La réponse au terrorisme ne peut être le contre-terrorisme, encore moins la guerre. C’est ajouter une violence encore plus grande. Non aux tapis de bombes de B 52 (certes aucun aviateur tué, 0 mort, mais combien d’innocents). L’ordre démocratique dans nos pays ne peut qu’y perdre : bourrage de crâne pendant la guerre du Golfe, censure des chaînes de TV américaine actuellement, droits des citoyens écornés aux USA et en France (perquisitions). Et ceux qui emploient, comme Bush et compagnie, des moyens aussi barbares que la guerre n’ont guère de leçons de compassion, d’humanité et de morale à nous donner.

Lutter contre le terrorisme, c’est lutter contre les causes qui l’engendrent. D’où la responsabilité du système actuel, le capitalisme, y compris sous sa forme libérale. Depuis quelques siècles, les peuples ont su, souvent dans la douleur, conquérir de nouveaux droits : politiques avec un début de démocratie, économiques avec plus de bien-être, sociaux avec les couvertures maladie, les retraites, etc… Mais, il semble bien que depuis 30 ans (1973) il y ait régression : chômage, flexibilité, précarité, inégalités renforcées dans et  entre les pays, démocratie malmenée. Si nous n’y faisons obstacle, capitalisme et barbarie peuvent revenir à l’ordre du jour et la démocratie être en péril.

Et pourtant, raison d’espoir, les salariés n’ont jamais été si nombreux, si qualifiés, si éduqués.

Nous ne sommes pas tous des Américains…pas plus que nous ne serions tous de Français, le cas échéant.

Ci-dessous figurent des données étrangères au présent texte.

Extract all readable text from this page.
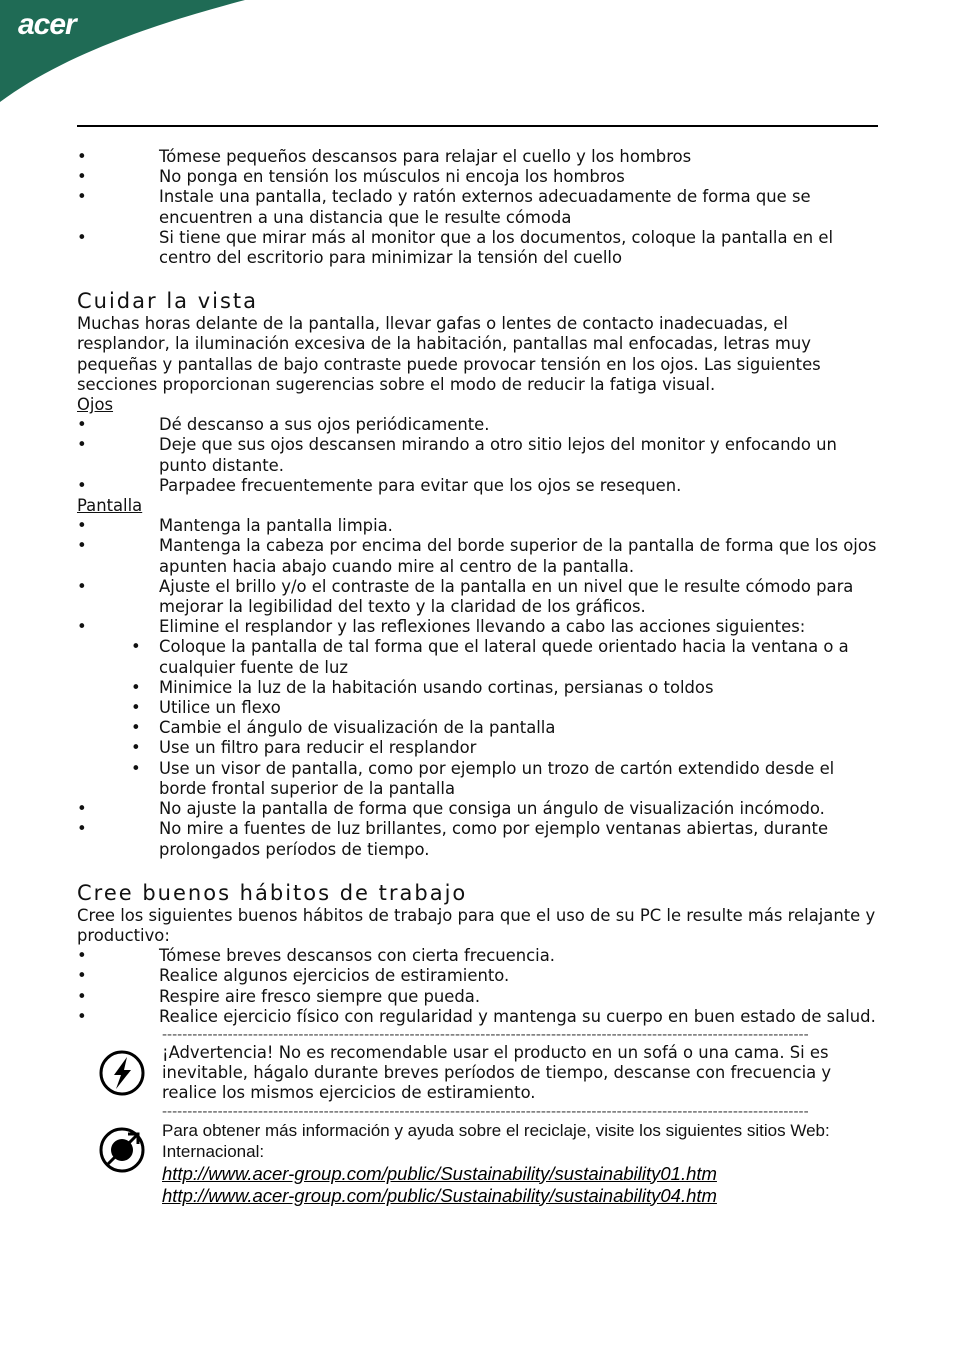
acer
•	Tómese pequeños descansos para relajar el cuello y los hombros
•	No ponga en tensión los músculos ni encoja los hombros
•	Instale una pantalla, teclado y ratón externos adecuadamente de forma que se encuentren a una distancia que le resulte cómoda
•	Si tiene que mirar más al monitor que a los documentos, coloque la pantalla en el centro del escritorio para minimizar la tensión del cuello
Cuidar la vista

Muchas horas delante de la pantalla, llevar gafas o lentes de contacto inadecuadas, el resplandor, la iluminación excesiva de la habitación, pantallas mal enfocadas, letras muy pequeñas y pantallas de bajo contraste puede provocar tensión en los ojos. Las siguientes secciones proporcionan sugerencias sobre el modo de reducir la fatiga visual.

Ojos
•	Dé descanso a sus ojos periódicamente.
•	Deje que sus ojos descansen mirando a otro sitio lejos del monitor y enfocando un punto distante.
•	Parpadee frecuentemente para evitar que los ojos se resequen.
Pantalla
•	Mantenga la pantalla limpia.
•	Mantenga la cabeza por encima del borde superior de la pantalla de forma que los ojos apunten hacia abajo cuando mire al centro de la pantalla.
•	Ajuste el brillo y/o el contraste de la pantalla en un nivel que le resulte cómodo para mejorar la legibilidad del texto y la claridad de los gráficos.
•	Elimine el resplandor y las reflexiones llevando a cabo las acciones siguientes:
• Coloque la pantalla de tal forma que el lateral quede orientado hacia la ventana o a cualquier fuente de luz
• Minimice la luz de la habitación usando cortinas, persianas o toldos
• Utilice un flexo
• Cambie el ángulo de visualización de la pantalla
• Use un filtro para reducir el resplandor
• Use un visor de pantalla, como por ejemplo un trozo de cartón extendido desde el borde frontal superior de la pantalla
•	No ajuste la pantalla de forma que consiga un ángulo de visualización incómodo.
•	No mire a fuentes de luz brillantes, como por ejemplo ventanas abiertas, durante prolongados períodos de tiempo.
Cree buenos hábitos de trabajo

Cree los siguientes buenos hábitos de trabajo para que el uso de su PC le resulte más relajante y productivo:

•	Tómese breves descansos con cierta frecuencia.
•	Realice algunos ejercicios de estiramiento.
•	Respire aire fresco siempre que pueda.
•	Realice ejercicio físico con regularidad y mantenga su cuerpo en buen estado de salud.
--------------------------------------------------------------------------------------------------------------------------------

¡Advertencia! No es recomendable usar el producto en un sofá o una cama. Si es inevitable, hágalo durante breves períodos de tiempo, descanse con frecuencia y realice los mismos ejercicios de estiramiento.

--------------------------------------------------------------------------------------------------------------------------------
Para obtener más información y ayuda sobre el reciclaje, visite los siguientes sitios Web:
Internacional:
http://www.acer-group.com/public/Sustainability/sustainability01.htm
http://www.acer-group.com/public/Sustainability/sustainability04.htm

Oui à la solidarité des peuples et mieux, à celle des travailleurs, car dans les peuples, le capitalisme a su introduire une fraction de rentiers, d’inutiles… On retrouve ainsi un vieux slogan, celui de Marx « Travailleurs de tous les pays, unissez-vous ». Donc, vive l’Internationale et vive la Mondialisation, la nôtre.